I’ve gone through this a few times in the last couple of years; at two high school graduations, a college graduation, and when our youngest entered high school. But even when the boy became a Freshman at WCHS we still had our Friday night tacos and late night horror films. Covid hit and we had that much more time for hanging out and going for after work walks so we could chat about upcoming movies and comic book storylines that we liked. But as soon as he got his license he was off to the races. He’ll be graduating high school in little less than two months. We barely see him. I think it’s great that he’s got a life outside of the homestead, it’s just a hard transistion from having those weekend hangs to not having them at all.

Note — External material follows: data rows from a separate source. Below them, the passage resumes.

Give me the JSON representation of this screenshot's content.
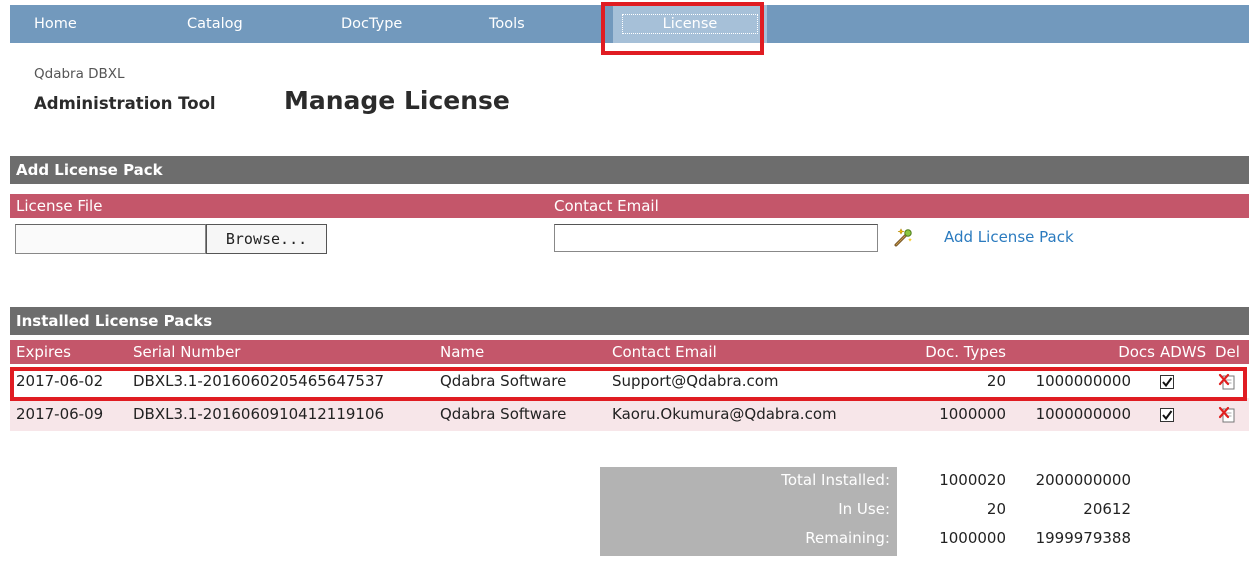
{
  "nav": {
    "items": [
      {
        "label": "Home"
      },
      {
        "label": "Catalog"
      },
      {
        "label": "DocType"
      },
      {
        "label": "Tools"
      },
      {
        "label": "License"
      }
    ],
    "active": "License"
  },
  "header": {
    "product": "Qdabra DBXL",
    "app_title": "Administration Tool",
    "page_title": "Manage License"
  },
  "add_pack": {
    "section_title": "Add License Pack",
    "col_license_file": "License File",
    "col_contact_email": "Contact Email",
    "browse_label": "Browse...",
    "file_value": "",
    "email_value": "",
    "add_link": "Add License Pack"
  },
  "installed": {
    "section_title": "Installed License Packs",
    "columns": {
      "expires": "Expires",
      "serial": "Serial Number",
      "name": "Name",
      "email": "Contact Email",
      "doc_types": "Doc. Types",
      "docs": "Docs",
      "adws": "ADWS",
      "del": "Del"
    },
    "rows": [
      {
        "expires": "2017-06-02",
        "serial": "DBXL3.1-2016060205465647537",
        "name": "Qdabra Software",
        "email": "Support@Qdabra.com",
        "doc_types": "20",
        "docs": "1000000000",
        "adws": true
      },
      {
        "expires": "2017-06-09",
        "serial": "DBXL3.1-2016060910412119106",
        "name": "Qdabra Software",
        "email": "Kaoru.Okumura@Qdabra.com",
        "doc_types": "1000000",
        "docs": "1000000000",
        "adws": true
      }
    ]
  },
  "totals": {
    "installed_label": "Total Installed:",
    "in_use_label": "In Use:",
    "remaining_label": "Remaining:",
    "installed": {
      "doc_types": "1000020",
      "docs": "2000000000"
    },
    "in_use": {
      "doc_types": "20",
      "docs": "20612"
    },
    "remaining": {
      "doc_types": "1000000",
      "docs": "1999979388"
    }
  },
  "colors": {
    "nav_bg": "#7299bd",
    "section_bg": "#6d6d6d",
    "header_bg": "#c4566a",
    "highlight": "#e01c22",
    "link": "#2b7bbf",
    "row_alt": "#f7e6e9"
  }
}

I’m not all that great with change. I’m a creature of habit. I like the stability of despite how lousy a week has been, coming home and having our rituals make up for the hardships that life tends to throw at us. For a long time it was my weekend hangs with the boy, and even before that it was snacks for dinner and Spongebob on the downstairs TV. I even miss the fact that our house was the gathering place for our oldest and her friends back in middle and high school. The buzz of laughter and the chowing down on an Aldi pizza around the kitchen table, voices getting louder and animated. It’s just so damn quiet around here, with the exception of our old miniature schnauzer snoring on the couch.
I never realized just how much I didn’t like a quiet house, until I found myself in one.